The past two nights I have journeyed into a land of dreams. So much has happened in the 13 hours of my torpidity. I cannot remember most of it but it has been a fanciful journey into strange and far off lands with a mixture of people and characters, some of who are real and others who are imaginary. I have been in the company of Regis Phibin, and Jean Vanier. As strange as it sounds, I even played a role in the play Oklahoma which I know next to nothing about and which I have never seen. (It was fun being on the stage at Stratford however). The nights can be for me a time of unbelievable fancy and these past two have been for sure. I have in my under-consciousness, been with my family out east, I have been with Catherinanne, I have even been with friends that I have not seen in years. I have been bewitched by the very plot lines that have unfolded and as is usually the case with my dreams, I can recount not one of them. Morning comes, or for that matter mid-hibernation at 4 AM, and I wake knowing that I have been captivated by my dreams and yet recollections seems a lost cause. Strange indeed. When I read about Declan I am reminded of my night-time reveries. I am not sure why, but I am.
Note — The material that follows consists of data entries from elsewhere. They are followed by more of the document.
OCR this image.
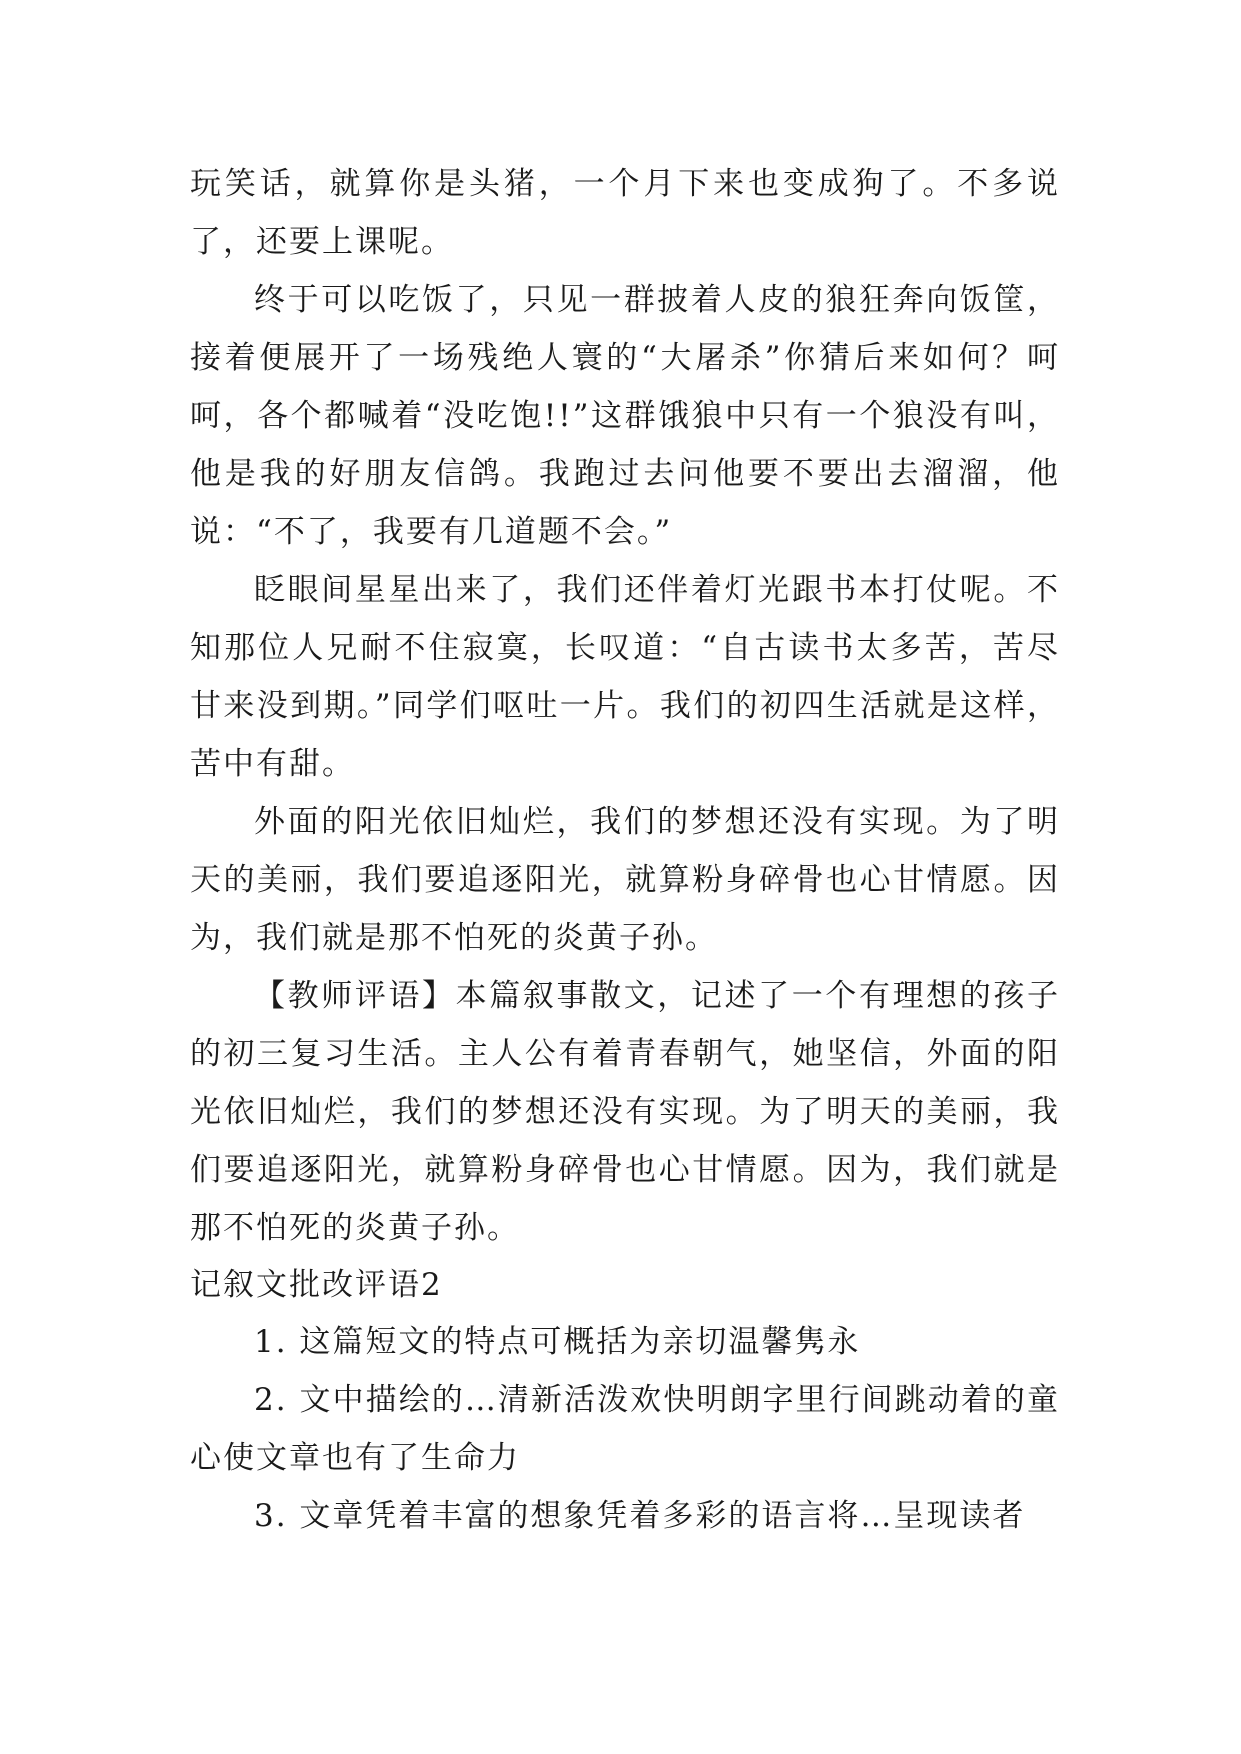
玩笑话，就算你是头猪，一个月下来也变成狗了。不多说了，还要上课呢。

终于可以吃饭了，只见一群披着人皮的狼狂奔向饭筐，接着便展开了一场残绝人寰的“大屠杀”你猜后来如何？呵呵，各个都喊着“没吃饱!!”这群饿狼中只有一个狼没有叫，他是我的好朋友信鸽。我跑过去问他要不要出去溜溜，他说：“不了，我要有几道题不会。”

眨眼间星星出来了，我们还伴着灯光跟书本打仗呢。不知那位人兄耐不住寂寞，长叹道：“自古读书太多苦，苦尽甘来没到期。”同学们呕吐一片。我们的初四生活就是这样，苦中有甜。

外面的阳光依旧灿烂，我们的梦想还没有实现。为了明天的美丽，我们要追逐阳光，就算粉身碎骨也心甘情愿。因为，我们就是那不怕死的炎黄子孙。

【教师评语】本篇叙事散文，记述了一个有理想的孩子的初三复习生活。主人公有着青春朝气，她坚信，外面的阳光依旧灿烂，我们的梦想还没有实现。为了明天的美丽，我们要追逐阳光，就算粉身碎骨也心甘情愿。因为，我们就是那不怕死的炎黄子孙。

记叙文批改评语2

1. 这篇短文的特点可概括为亲切温馨隽永

2. 文中描绘的…清新活泼欢快明朗字里行间跳动着的童心使文章也有了生命力

3. 文章凭着丰富的想象凭着多彩的语言将…呈现读者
Perhaps it is the grand sense of lore and legend, myth and mystery of a saint like Declan. Perhaps it is the fabled floating rock and bell that awaken in me the ability in my unsleeping to be as imaginative as I am in my slumber. Perhaps Declan takes me back to my Shangri-La, because of the story of his life. In his youth he longed for knowledge, and in his adulthood he longed for his home and that mystical bell gave him magical powers to summon all that was needed to take him to his Shangri-La. I think that in my dreamscape that is important. I think that in sleep we allow our minds to magically bring us to places where we long to be. As I sleep I can act on stage, I can be held by my wife, I can kiss children whom I miss and long to see and hold, I can have tea with seaside neighbours, I can walk the well worn trails from gulley to gulley and from brook to brook, I can laugh with brothers and sisters and be a torment to parents, I can speak to the spiritual masters, play hockey with the greats, I can offer hope to the hopeless and I can be present to the dying, I can take away sorrows and relieve suffering and anguish, I can tell the perfect joke, and I can offend no one. I can be just about anything in this other world to which I journey on a semi-conscious basis. Simply, I can be what in consciousness I wish that I could be. Perhaps dreams are for us like Declan’s Mystical Bell. Perhaps dreams give us the freedom to step into a numinous vessel whose buoyancy is aspiration and whose destination is the consummation of love and hope, of presence and peace.
In any event, I am glad that I came across Declan today as he has reminded me of the magical kingdom to which I travel. Sometimes it is a frightening place but more often than not it is a playground for the mind and a balloon ride for the soul.